Valdes told many more stories to support her work. She was a wonderful speaker and an inspiration of a woman. I have been in her position and pushed back not he rules [as a supervisor] and was called out by the administration. When chastised, I told them, "okay, so fire me." They never did because I was right and was putting the patrons first. Yes it is a privilege to be this bold, and risk your job, but look, why are you doing this public library work. It is not for the paycheck because there are a million other jobs right now. Make a decision for yourself. Are you going to uphold systemic oppression or fight it. Clearly, I have made my choice, and also clearly, I am not alone.

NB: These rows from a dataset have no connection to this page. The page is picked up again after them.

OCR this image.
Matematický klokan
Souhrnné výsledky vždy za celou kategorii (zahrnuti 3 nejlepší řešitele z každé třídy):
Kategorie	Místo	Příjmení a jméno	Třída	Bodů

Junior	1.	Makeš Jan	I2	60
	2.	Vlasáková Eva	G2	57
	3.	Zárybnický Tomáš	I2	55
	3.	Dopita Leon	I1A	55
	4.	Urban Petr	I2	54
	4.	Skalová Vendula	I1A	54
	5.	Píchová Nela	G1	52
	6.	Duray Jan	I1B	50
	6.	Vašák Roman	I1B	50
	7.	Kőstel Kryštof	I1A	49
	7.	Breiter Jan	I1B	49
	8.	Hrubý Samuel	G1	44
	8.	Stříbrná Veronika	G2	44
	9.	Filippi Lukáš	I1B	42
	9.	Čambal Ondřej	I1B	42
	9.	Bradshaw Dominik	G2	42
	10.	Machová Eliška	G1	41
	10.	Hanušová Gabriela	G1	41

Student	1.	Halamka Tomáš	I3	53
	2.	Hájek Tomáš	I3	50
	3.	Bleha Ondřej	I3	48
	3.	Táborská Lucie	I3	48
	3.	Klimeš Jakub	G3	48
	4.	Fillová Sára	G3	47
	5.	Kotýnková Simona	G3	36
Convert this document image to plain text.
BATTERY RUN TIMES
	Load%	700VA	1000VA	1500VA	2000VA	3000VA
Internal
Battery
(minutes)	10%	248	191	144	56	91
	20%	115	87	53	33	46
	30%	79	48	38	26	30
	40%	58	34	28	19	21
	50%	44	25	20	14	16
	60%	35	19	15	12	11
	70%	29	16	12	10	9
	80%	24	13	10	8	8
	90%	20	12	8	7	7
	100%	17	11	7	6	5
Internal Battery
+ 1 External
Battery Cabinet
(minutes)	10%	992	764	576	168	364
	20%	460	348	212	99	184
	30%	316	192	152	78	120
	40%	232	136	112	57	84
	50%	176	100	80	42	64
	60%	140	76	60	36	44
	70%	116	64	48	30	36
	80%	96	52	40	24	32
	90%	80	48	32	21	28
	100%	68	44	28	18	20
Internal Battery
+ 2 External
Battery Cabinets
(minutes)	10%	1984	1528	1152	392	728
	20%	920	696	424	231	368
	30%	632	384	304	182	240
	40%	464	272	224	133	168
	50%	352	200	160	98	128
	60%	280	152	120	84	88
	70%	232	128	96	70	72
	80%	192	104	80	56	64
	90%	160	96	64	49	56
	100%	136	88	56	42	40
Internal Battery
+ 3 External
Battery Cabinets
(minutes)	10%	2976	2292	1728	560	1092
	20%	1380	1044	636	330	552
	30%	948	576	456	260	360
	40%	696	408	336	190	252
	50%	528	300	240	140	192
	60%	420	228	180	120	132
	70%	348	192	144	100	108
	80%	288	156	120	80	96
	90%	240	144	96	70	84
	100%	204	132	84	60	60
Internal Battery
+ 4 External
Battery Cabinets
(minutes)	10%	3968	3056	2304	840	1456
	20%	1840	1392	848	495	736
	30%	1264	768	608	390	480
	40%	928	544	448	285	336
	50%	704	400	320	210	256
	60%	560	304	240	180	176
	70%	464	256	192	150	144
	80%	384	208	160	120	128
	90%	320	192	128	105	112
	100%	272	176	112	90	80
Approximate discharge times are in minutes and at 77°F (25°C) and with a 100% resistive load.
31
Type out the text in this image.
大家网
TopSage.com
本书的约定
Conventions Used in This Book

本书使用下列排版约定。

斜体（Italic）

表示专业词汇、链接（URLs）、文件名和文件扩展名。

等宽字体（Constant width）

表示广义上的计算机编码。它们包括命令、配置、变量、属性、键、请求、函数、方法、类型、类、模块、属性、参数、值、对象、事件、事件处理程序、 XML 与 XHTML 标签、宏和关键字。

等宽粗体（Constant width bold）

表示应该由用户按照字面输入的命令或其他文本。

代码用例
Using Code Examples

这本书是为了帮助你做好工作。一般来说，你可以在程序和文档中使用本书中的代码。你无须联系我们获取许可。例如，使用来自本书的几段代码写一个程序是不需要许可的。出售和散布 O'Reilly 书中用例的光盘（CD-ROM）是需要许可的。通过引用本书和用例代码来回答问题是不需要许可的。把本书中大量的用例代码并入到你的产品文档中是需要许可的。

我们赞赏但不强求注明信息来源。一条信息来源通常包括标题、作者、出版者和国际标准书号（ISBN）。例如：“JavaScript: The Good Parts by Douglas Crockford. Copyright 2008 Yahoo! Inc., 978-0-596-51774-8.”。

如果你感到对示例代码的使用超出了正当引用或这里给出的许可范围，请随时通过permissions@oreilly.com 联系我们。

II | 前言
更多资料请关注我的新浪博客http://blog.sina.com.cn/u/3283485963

I went to Kal Penn after this program for the closing session, and he was very good ass well, but Valdes' presentation was the one that will stay with me as the capping moment of my conference. I literally will never forget her. After the program, she was mobbed with people talking to her. I found her staff, who were sitting in the front to support her,  and told them how inspiring they were and what a wonderful, clear, and replicable approach Values provided. I gave them my card and said I was interested in talking to her more after conference. I really am. I am going to hook her up with my book editor at ALA Editions. This is a model that can finally allow the average, conservative, tiny library to stop hiding behind barriers and finally live up to the true inclusive mission of the public library.


wife2abadge said...

I love it! We have no fines, let people claim they returned books without charge (unless it gets to be ridiculously excessive), give people cards without residency proof (we mail them a post card too), give minors no-cosigner cards, and have free printing. We've been doing it several years and we're still thriving!

Anonymous said...

I read your emails and posts pretty much every day and greatly appreciate your work, and learn a lot from them. In today’s post, you provide a link to an article in the Kansas City Star about the resignation of Mid-Continent Library System Director Steven Potter. That article is behind a paywall. I wanted to know the story, so I searched for an article that is not behind a paywall, and found one here: http://www.gladstonedispatch.com/library-director-retiring-after-conflict-with-board/article_41befc53-1ee8-57ae-80de-a7cc040469a6.html. I know you are busy, but if you have a minute, it would be great if you replaced the link so that people can learn the details of this important story. Respectfully,
Charlie, Adult Services Librarian, Pima County Public Library

Becky said...

Thank you Charlie. Back at the time of the event it was still available for free. I GREATLY appreciate you doing this for me. I have replaced the link above.